После того как в Сеуте все было приведено в надлежащий порядок, отец снова занялся математическими науками. Два брата Бернулли наполняли тогда ученый мир отголосками своих споров. Мой отец называл их в шутку Этеоклом и Полиником, но в душе глубоко интересовался ими. Он часто вмешивался в сражения, посылая письма без подписи, оказывавшие одной из сторон неожиданную поддержку. Когда великая изопериметрическая задача была представлена на рассмотрение четырех знаменитейших европейских геометров, отец мой переслал им метод анализа, который можно считать шедевром математического мышления; но никто не допускал, чтобы автор захотел сохранить инкогнито, и его приписывали то одному, то другому брату. Это неверно; отец мой любил науки, но не ради славы, которую они приносят. Испытанные несчастья сделали его диким и боязливым.

Якоб Бернулли умер в тот момент, когда должен был одержать решающую победу; поле боя осталось за его братом. Мой отец прекрасно знал, что этот брат совершает ошибку, принимая в соображение только два элемента кривых линий, но не хотел продолжать борьбу, тревожившую весь ученый мир. Между тем Николай Бернулли не мог сидеть спокойно и объявил войну маркизу де Лопиталю, оспаривая право на все его открытия, а через несколько лет после этого выступил даже против Ньютона. Предметом этих новых раздоров было дифференциальное исчисление, которое Лейбниц открыл одновременно с Ньютоном и которое англичане считали своей национальной гордостью.

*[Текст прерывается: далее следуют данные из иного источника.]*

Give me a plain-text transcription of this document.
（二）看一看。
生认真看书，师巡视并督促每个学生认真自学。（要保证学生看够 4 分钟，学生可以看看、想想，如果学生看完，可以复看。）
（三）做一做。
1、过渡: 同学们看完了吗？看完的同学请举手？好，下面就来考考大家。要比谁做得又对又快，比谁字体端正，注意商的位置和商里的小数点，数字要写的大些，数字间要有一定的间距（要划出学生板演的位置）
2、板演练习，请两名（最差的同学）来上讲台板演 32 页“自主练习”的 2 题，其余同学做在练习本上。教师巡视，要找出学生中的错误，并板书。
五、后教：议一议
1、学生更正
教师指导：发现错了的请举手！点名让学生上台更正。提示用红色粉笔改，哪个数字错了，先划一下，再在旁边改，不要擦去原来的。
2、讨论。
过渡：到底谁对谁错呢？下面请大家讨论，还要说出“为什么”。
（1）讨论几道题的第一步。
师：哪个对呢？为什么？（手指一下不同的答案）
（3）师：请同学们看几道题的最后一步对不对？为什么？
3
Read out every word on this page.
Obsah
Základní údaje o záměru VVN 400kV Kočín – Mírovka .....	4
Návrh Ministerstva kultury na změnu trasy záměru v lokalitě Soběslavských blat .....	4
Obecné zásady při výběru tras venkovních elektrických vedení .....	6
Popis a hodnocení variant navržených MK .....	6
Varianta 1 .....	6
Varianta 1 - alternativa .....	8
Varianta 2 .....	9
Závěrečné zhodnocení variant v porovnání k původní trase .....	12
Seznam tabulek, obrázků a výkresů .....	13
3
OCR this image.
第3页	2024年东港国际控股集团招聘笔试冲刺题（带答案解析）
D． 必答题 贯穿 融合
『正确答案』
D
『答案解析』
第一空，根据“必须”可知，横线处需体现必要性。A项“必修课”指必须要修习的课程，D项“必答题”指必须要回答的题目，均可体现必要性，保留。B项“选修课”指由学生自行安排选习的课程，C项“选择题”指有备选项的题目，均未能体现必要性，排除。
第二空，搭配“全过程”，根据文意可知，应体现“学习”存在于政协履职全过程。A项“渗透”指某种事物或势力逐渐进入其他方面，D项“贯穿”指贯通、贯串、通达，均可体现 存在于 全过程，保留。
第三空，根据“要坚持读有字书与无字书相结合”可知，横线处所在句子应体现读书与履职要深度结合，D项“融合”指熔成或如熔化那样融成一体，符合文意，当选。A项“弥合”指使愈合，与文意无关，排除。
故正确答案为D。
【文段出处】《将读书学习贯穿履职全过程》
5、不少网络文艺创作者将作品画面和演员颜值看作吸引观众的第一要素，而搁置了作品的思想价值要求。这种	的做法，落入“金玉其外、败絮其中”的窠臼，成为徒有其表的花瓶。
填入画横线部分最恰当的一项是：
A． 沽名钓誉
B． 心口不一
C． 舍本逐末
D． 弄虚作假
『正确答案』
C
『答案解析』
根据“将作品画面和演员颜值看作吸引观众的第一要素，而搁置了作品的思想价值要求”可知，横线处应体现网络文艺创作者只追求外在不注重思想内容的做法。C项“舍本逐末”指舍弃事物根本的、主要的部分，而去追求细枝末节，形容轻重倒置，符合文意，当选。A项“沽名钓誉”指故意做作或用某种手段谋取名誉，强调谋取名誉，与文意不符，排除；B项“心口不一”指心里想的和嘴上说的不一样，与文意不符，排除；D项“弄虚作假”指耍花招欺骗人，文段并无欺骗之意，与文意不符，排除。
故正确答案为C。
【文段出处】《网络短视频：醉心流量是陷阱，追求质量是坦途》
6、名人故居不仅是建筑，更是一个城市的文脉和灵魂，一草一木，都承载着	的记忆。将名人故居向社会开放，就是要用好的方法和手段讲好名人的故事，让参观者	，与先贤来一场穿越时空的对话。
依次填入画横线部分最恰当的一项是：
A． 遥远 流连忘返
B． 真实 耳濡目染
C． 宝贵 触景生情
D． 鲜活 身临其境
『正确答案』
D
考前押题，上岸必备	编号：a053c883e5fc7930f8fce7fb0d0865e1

Таким образом, отец мой потратил лучшие свои годы на наблюдения издали за теми великими боями, в которых знаменитейшие тогдашние умы применяли самое острое оружие, какое человеческий гений только в состоянии раздобыть. Однако, при всей своей влюбленности в точные науки, не забывал он и о других отраслях знания. На скалах Сеуты можно найти множество морских животных, по природе своей близких водорослям и образующих переход от растительного мира к животному. Отец мой всегда держал несколько штук в банках и с удовольствием рассматривал их странное строение. Кроме того, он собрал полную библиотеку творений древних историографов; этой библиотекой он пользовался для подкрепления доводами, основанными на фактах теории вероятности, изложенной Бернулли в его произведении «Ars conjectandi».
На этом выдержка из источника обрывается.